Klinik Hukum zonasultra.id
Tanya:
Anggota keluarga saya ada yang bercerai. Keduanya bercerai karena suami suka melakukan kekerasan dalam rumah tangga (KDRT) dan selingkuh. Mereka memiliki satu anak. Keduanya memperebutkan hak asuh anaknya. Yang saya mau tanyakan bagaimana caranya supaya ibunya yang memenangkan hak asuh anak di pengadilan? Apakah anak (usia 10 tahun) berhak untuk memilih tinggal dengan siapa? Terima kasih.
Jawab:
Sebelum saya menjawab lebih detail pertanyaan saudara, ada hal yang perlu saya luruskan. Bahwa perceraian adalah putusnya ikatan perkawinan antara suami istri dengan keputusan pengadilan dan ada cukup alasan bahwa diantara suami isteri tidak akan dapat hidup rukun lagi sebagai suami isteri.
Jika masih belum ada putusan pengadilan yang berkekuatan hukum mengikat, masih belum dapat dikatakan adanya perceraian.
Ada perbedaan mendasar antara perceraian bagi pihak yang beragama Islam dan pihak beragama lain.

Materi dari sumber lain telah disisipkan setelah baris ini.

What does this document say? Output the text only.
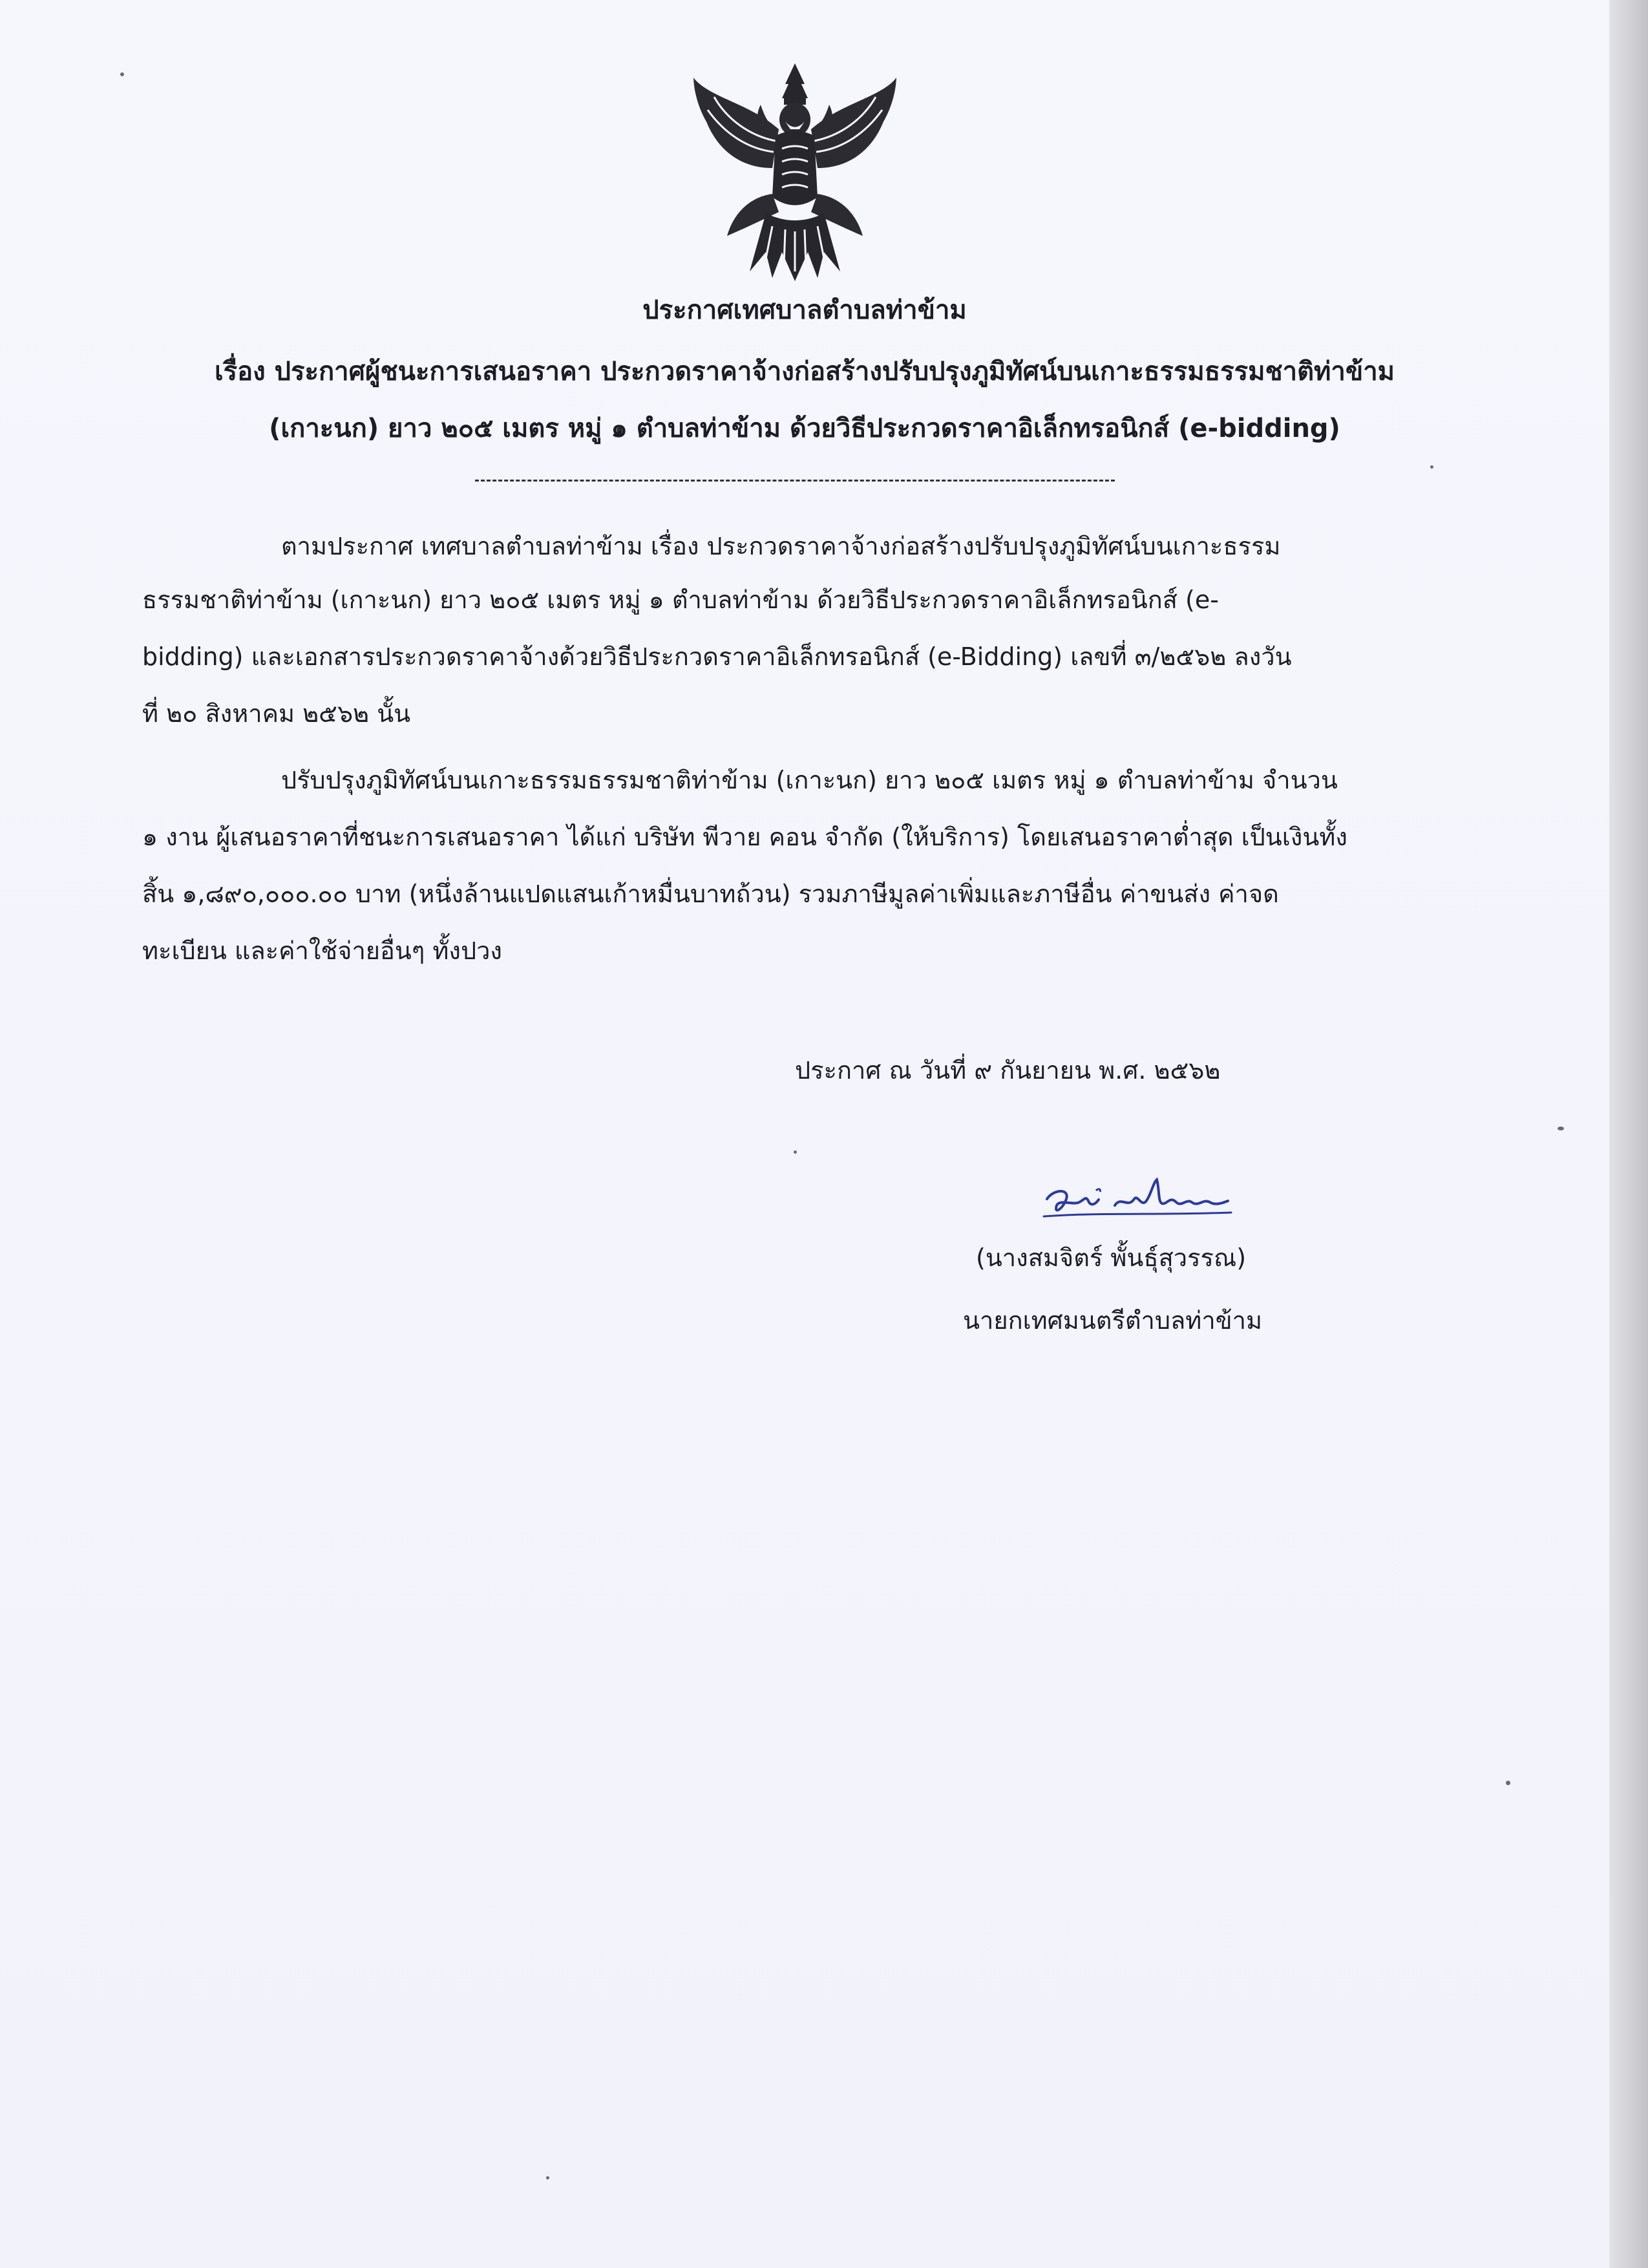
ประกาศเทศบาลตำบลท่าข้าม
เรื่อง ประกาศผู้ชนะการเสนอราคา ประกวดราคาจ้างก่อสร้างปรับปรุงภูมิทัศน์บนเกาะธรรมธรรมชาติท่าข้าม
(เกาะนก) ยาว ๒๐๕ เมตร หมู่ ๑ ตำบลท่าข้าม ด้วยวิธีประกวดราคาอิเล็กทรอนิกส์ (e-bidding)
ตามประกาศ เทศบาลตำบลท่าข้าม เรื่อง ประกวดราคาจ้างก่อสร้างปรับปรุงภูมิทัศน์บนเกาะธรรม
ธรรมชาติท่าข้าม (เกาะนก) ยาว ๒๐๕ เมตร หมู่ ๑ ตำบลท่าข้าม ด้วยวิธีประกวดราคาอิเล็กทรอนิกส์ (e-
bidding) และเอกสารประกวดราคาจ้างด้วยวิธีประกวดราคาอิเล็กทรอนิกส์ (e-Bidding) เลขที่ ๓/๒๕๖๒ ลงวัน
ที่ ๒๐ สิงหาคม ๒๕๖๒ นั้น
ปรับปรุงภูมิทัศน์บนเกาะธรรมธรรมชาติท่าข้าม (เกาะนก) ยาว ๒๐๕ เมตร หมู่ ๑ ตำบลท่าข้าม จำนวน
๑ งาน ผู้เสนอราคาที่ชนะการเสนอราคา ได้แก่ บริษัท พีวาย คอน จำกัด (ให้บริการ) โดยเสนอราคาต่ำสุด เป็นเงินทั้ง
สิ้น ๑,๘๙๐,๐๐๐.๐๐ บาท (หนึ่งล้านแปดแสนเก้าหมื่นบาทถ้วน) รวมภาษีมูลค่าเพิ่มและภาษีอื่น ค่าขนส่ง ค่าจด
ทะเบียน และค่าใช้จ่ายอื่นๆ ทั้งปวง
ประกาศ ณ วันที่ ๙ กันยายน พ.ศ. ๒๕๖๒
(นางสมจิตร์ พั้นธุ์สุวรรณ)
นายกเทศมนตรีตำบลท่าข้าม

Bagi pihak beragama Islam maka gugatan cerai dan atau permohonan cerai talak diajukan di Pengadilan Agama di mana domisili atau tempat kediaman istri.

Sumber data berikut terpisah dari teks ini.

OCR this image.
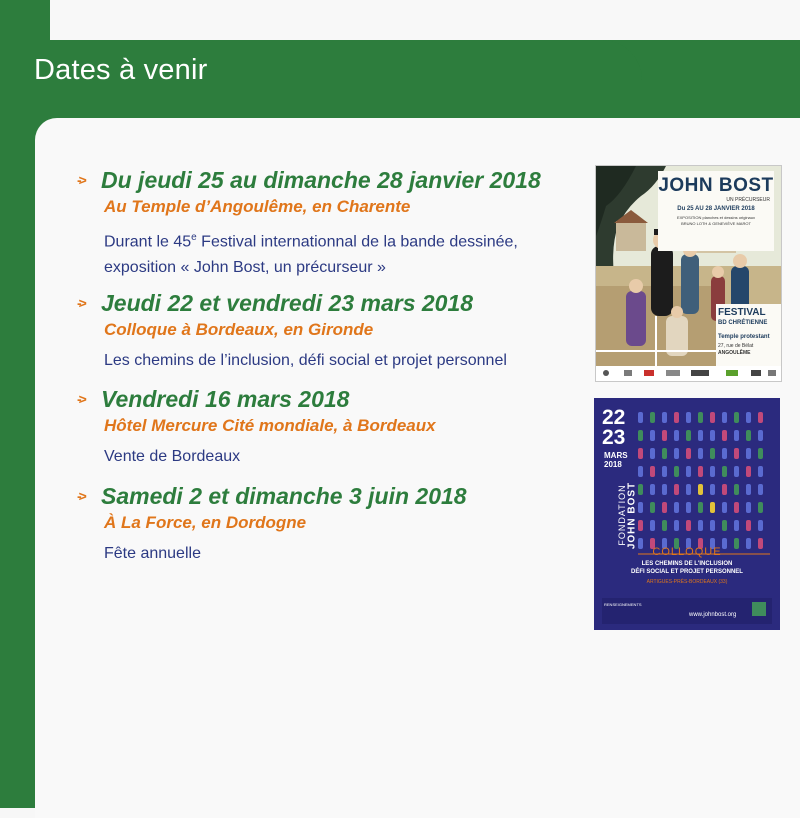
Dates à venir

-> Du jeudi 25 au dimanche 28 janvier 2018

Au Temple d’Angoulême, en Charente

Durant le 45e Festival internationnal de la bande dessinée,
exposition « John Bost, un précurseur »

-> Jeudi 22 et vendredi 23 mars 2018

Colloque à Bordeaux, en Gironde

Les chemins de l’inclusion, défi social et projet personnel

-> Vendredi 16 mars 2018

Hôtel Mercure Cité mondiale, à Bordeaux

Vente de Bordeaux

-> Samedi 2 et dimanche 3 juin 2018

À La Force, en Dordogne

Fête annuelle

JOHN BOST
UN PRÉCURSEUR
Du 25 AU 28 JANVIER 2018
EXPOSITION planches et dessins originaux
BRUNO LOTH & GENEVIÈVE MAROT
FESTIVAL
BD CHRÉTIENNE
Temple protestant
27, rue de Bélat
ANGOULÊME
22
23
MARS
2018
FONDATION JOHN BOST
COLLOQUE
LES CHEMINS DE L'INCLUSION
DÉFI SOCIAL ET PROJET PERSONNEL
ARTIGUES-PRÈS-BORDEAUX (33)
RENSEIGNEMENTS
www.johnbost.org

Bagi pihak beragama di luar Islam, gugatan perceraian dapat diajukan di Pengadilan Negeri di mana domisili atau tempat kediaman istri.
Mengacu kepada pertanyaan saudara tentang sikap suami yang demikian dapat dijadikan alasan untuk mengajukan gugatan cerai oleh istri berdasarkan ketentuan Peraturan Pemerintah Nomor 9 Tahun 1975 tentang Pelaksanaan Undang-Undang Nomor 1 Tahun 1974 tentang Perkawinan hanya mengatur tentang tata cara perceraian, yaitu dalam Pasal 14yang menyatakan bahwa:
“Seorang suami yang telah melangsungkan perkawinan menurut agama Islam, yang akan menceraikan isterinya, mengajukan surat kepada Pengadilan di tempat tinggalnya, yang berisi pemberitahuan bahwa ia bermaksud menceraikan isterinya disertai dengan alasan-alasannya, serta meminta kepada Pengadilan agar diadakan sidang untuk keperluan itu”.
Alasan-alasan yang dimaksud dalam Pasal 14 tersebut adalah sebagai berikut sebagaimana diatur dalam Pasal 19 UUP, yaitu :
a) Salah satu pihak berbuat zina atau menjadi pemabuk, pemadat, penjudi dan lain sebagainya yang sukar disembuhkan;
b) Salah satu pihak meninggalkan pihak lain selama 2 (dua) tahun berturut-turut tanpa izin pihak lain dan tanpa alasan yang sah atau karena hal lain di luar kemampuannya;
c) Salah satu pihak mendapat hukuman penjara 5 (lima) tahun atau hukum lebih berat setelah perkawinan berlangsung;
d) Salah satu pihak melakukan kekejaman atau penganiayaan berat yang membahayakan pihak yang lain;
e) Salah satu pihak mendapat cacat badan atau penyakit dengan akibat tidak dapat menjalankan kewajibannya sebagai suami/isteri;
f) Antara suami dan isteri terus-menerus terjadi perselisihan dan pertengkaran dan tidak ada harapan akan hidup rukun lagi dalam rumah tangga.
Berkaitan dengan pertanyaan saudara mengenai hak asuh anak yang belum berusia 12 tahun berada dalam hak kepengasuhan ibunya, sebagaimana ketentuan pasal 105 a Kompilasi Hukum Islam yang menyebutkan bahwa anak yang belum mumayyiz atau belum berusia 12 tahun adalah hak ibunya. Akan tetapi di dalam persidangan hakim dapat melakukan diskresi terhadap ketentuan tersebut apabila dalam fakta sidang ditemukan si ibu suka mabuk, menelantarkan anak, berjudi dan berkelakuan buruk lainnya. Maka hak asuh dapat jatuh ke tangan ayahnya.